Uber driver Mr Farrar, from Bordon in Hampshire, had earlier told the tribunal that there was "tremendous pressure" to meet Uber's demands and drivers were forced to choose between safety and doing the job.
He also claimed he had been paid around £5 an hour for some work, far below the minimum wage and what Uber said it paid him.
Farrar dismissed suggestions that Uber is a customer of drivers who run their own businesses, saying it "in no way reflects the reality".
He joined Uber in December 2014, almost a year after being made redundant from a job in the technology industry, and works in London and the Home Counties in the evenings and at nights while pursuing his own interests in the days.
Farrar said: "Working for Uber is my job. I do not run a private hire business - I do not have a service company. I do not advertise 'driving services', I have no-one working for me, I have only one car licensed with TfL for private hire work and I only drive for Uber."
He added: "I understand that Uber is arguing that I run my own business and that Uber is a customer of that business, but this in no way reflects the daily reality of my job."
Farrar said he provides a service for Uber by driving for the company and carrying out work for it, adding: "I am not sure what service Uber provides to me."

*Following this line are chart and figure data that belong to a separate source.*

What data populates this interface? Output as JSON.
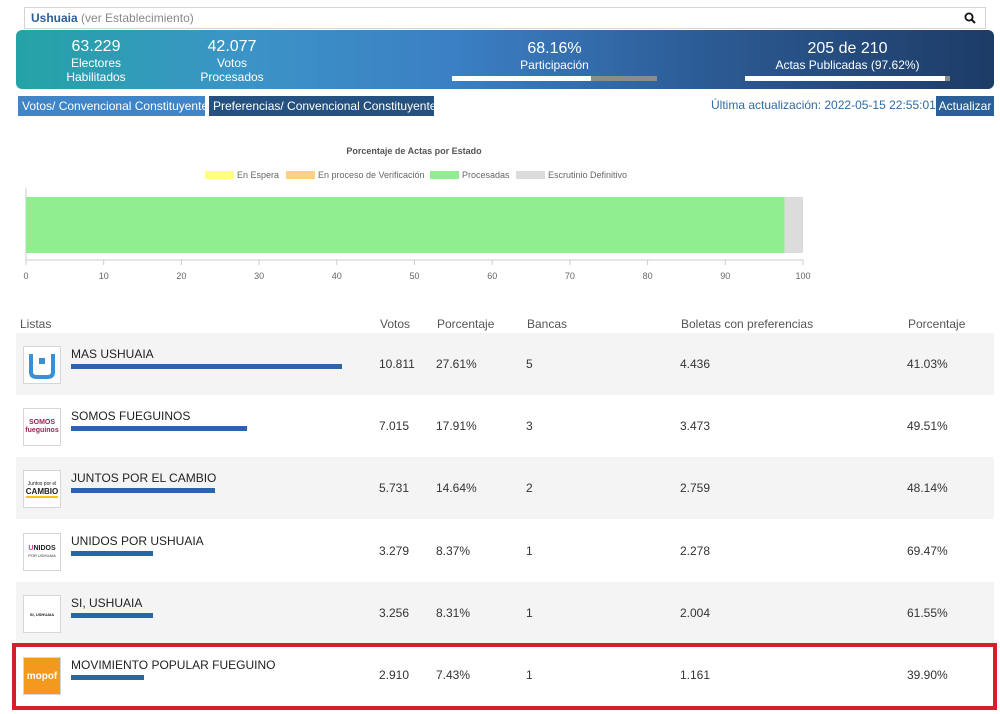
{
  "search": {
    "location": "Ushuaia",
    "hint": "(ver Establecimiento)"
  },
  "summary": {
    "electores": {
      "value": "63.229",
      "label": "Electores Habilitados"
    },
    "votos": {
      "value": "42.077",
      "label": "Votos Procesados"
    },
    "participacion": {
      "value": "68.16%",
      "label": "Participación",
      "progress": 0.68
    },
    "actas": {
      "value": "205 de 210",
      "label": "Actas Publicadas (97.62%)",
      "progress": 0.976
    }
  },
  "tabs": {
    "votos": "Votos/ Convencional Constituyente",
    "preferencias": "Preferencias/ Convencional Constituyente"
  },
  "update": {
    "text": "Última actualización: 2022-05-15 22:55:01",
    "button": "Actualizar"
  },
  "chart_data": {
    "type": "bar",
    "orientation": "horizontal-stacked",
    "title": "Porcentaje de Actas por Estado",
    "legend": [
      "En Espera",
      "En proceso de Verificación",
      "Procesadas",
      "Escrutinio Definitivo"
    ],
    "legend_colors": [
      "#ffff80",
      "#ffd27f",
      "#90ee90",
      "#dcdcdc"
    ],
    "series": [
      {
        "name": "En Espera",
        "values": [
          0
        ]
      },
      {
        "name": "En proceso de Verificación",
        "values": [
          0
        ]
      },
      {
        "name": "Procesadas",
        "values": [
          97.62
        ]
      },
      {
        "name": "Escrutinio Definitivo",
        "values": [
          2.38
        ]
      }
    ],
    "xlim": [
      0,
      100
    ],
    "xticks": [
      "0",
      "10",
      "20",
      "30",
      "40",
      "50",
      "60",
      "70",
      "80",
      "90",
      "100"
    ],
    "legend_position": "top"
  },
  "table": {
    "headers": {
      "listas": "Listas",
      "votos": "Votos",
      "porcentaje": "Porcentaje",
      "bancas": "Bancas",
      "boletas": "Boletas con preferencias",
      "porcentaje2": "Porcentaje"
    },
    "rows": [
      {
        "name": "MAS USHUAIA",
        "votos": "10.811",
        "porcentaje": "27.61%",
        "share": 27.61,
        "bancas": "5",
        "boletas": "4.436",
        "pref_pct": "41.03%",
        "logo_text": "",
        "logo_icon": "mas-ushuaia-logo-icon"
      },
      {
        "name": "SOMOS FUEGUINOS",
        "votos": "7.015",
        "porcentaje": "17.91%",
        "share": 17.91,
        "bancas": "3",
        "boletas": "3.473",
        "pref_pct": "49.51%",
        "logo_text": "SOMOS fueguinos",
        "logo_icon": "somos-fueguinos-logo-icon"
      },
      {
        "name": "JUNTOS POR EL CAMBIO",
        "votos": "5.731",
        "porcentaje": "14.64%",
        "share": 14.64,
        "bancas": "2",
        "boletas": "2.759",
        "pref_pct": "48.14%",
        "logo_text": "Juntos por el CAMBIO",
        "logo_icon": "juntos-por-el-cambio-logo-icon"
      },
      {
        "name": "UNIDOS POR USHUAIA",
        "votos": "3.279",
        "porcentaje": "8.37%",
        "share": 8.37,
        "bancas": "1",
        "boletas": "2.278",
        "pref_pct": "69.47%",
        "logo_text": "UNIDOS POR USHUAIA",
        "logo_icon": "unidos-por-ushuaia-logo-icon"
      },
      {
        "name": "SI, USHUAIA",
        "votos": "3.256",
        "porcentaje": "8.31%",
        "share": 8.31,
        "bancas": "1",
        "boletas": "2.004",
        "pref_pct": "61.55%",
        "logo_text": "SI, USHUAIA",
        "logo_icon": "si-ushuaia-logo-icon"
      },
      {
        "name": "MOVIMIENTO POPULAR FUEGUINO",
        "votos": "2.910",
        "porcentaje": "7.43%",
        "share": 7.43,
        "bancas": "1",
        "boletas": "1.161",
        "pref_pct": "39.90%",
        "logo_text": "mopof",
        "logo_icon": "mopof-logo-icon"
      }
    ]
  }
}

He said: "There are times when things have been tight and I have had to work many more hours than perhaps I should have done.
"This time last year I did 91 hours in a week. Is that a choice? I am not sure. I felt I had to do that at that time to survive."
David Reade QC, representing Uber, argued drivers have a choice about their work, there is nothing to force them to work exclusively for Uber, and they are free to work with other private hire operators.
The private tax hire firm said it would be appealing against the judgment.
Jo Bertram, the company's regional general manager, said: "Tens of thousands of people in London drive with Uber precisely because they want to be self-employed and their own boss.
"The overwhelming majority of drivers who use the Uber app want to keep the freedom and flexibility of being able to drive when and where they want. While the decision of this preliminary hearing only affects two people we will be appealing it."
The ruling is likely to have significant implications for other operators in the industry.
Alex Bearman, a partner at Russell-Cooke solicitors in London, said: "The company now faces having to fund costly benefits for its drivers such as holiday pay, sick pay and pension contributions.
"It is possible that it will look to do so by increasing the percentage of each fare that it keeps as commission."
Aye Limbin Glassey, employment partner at Shakespeare Martineau law firm, said the ruling would "not only impact Uber but a whole number of other industries and businesses which use self-employed workers".
"The very nature of a business like Uber is the flexibility it offers. However, employment practices cannot be left unregulated and rights of workers and employees cannot be ignored unless businesses are willing and ready to face the backlash of legal and reputational repercussions.
"It is stark reality that the application of employment rights will often mean that companies are unable to adopt the agility needed to support its success.
"With consumer convenience the driver of many fast-growing businesses, it is likely that we'll see more businesses of this nature coming to market and using self-employed workers will become a greater concern for companies."
Uber, which has its headquarters in the Netherlands, has previously argued that UK drivers should not be allowed to enforce UK employment rights in UK courts, and should only seek arbitration in the Dutch courts.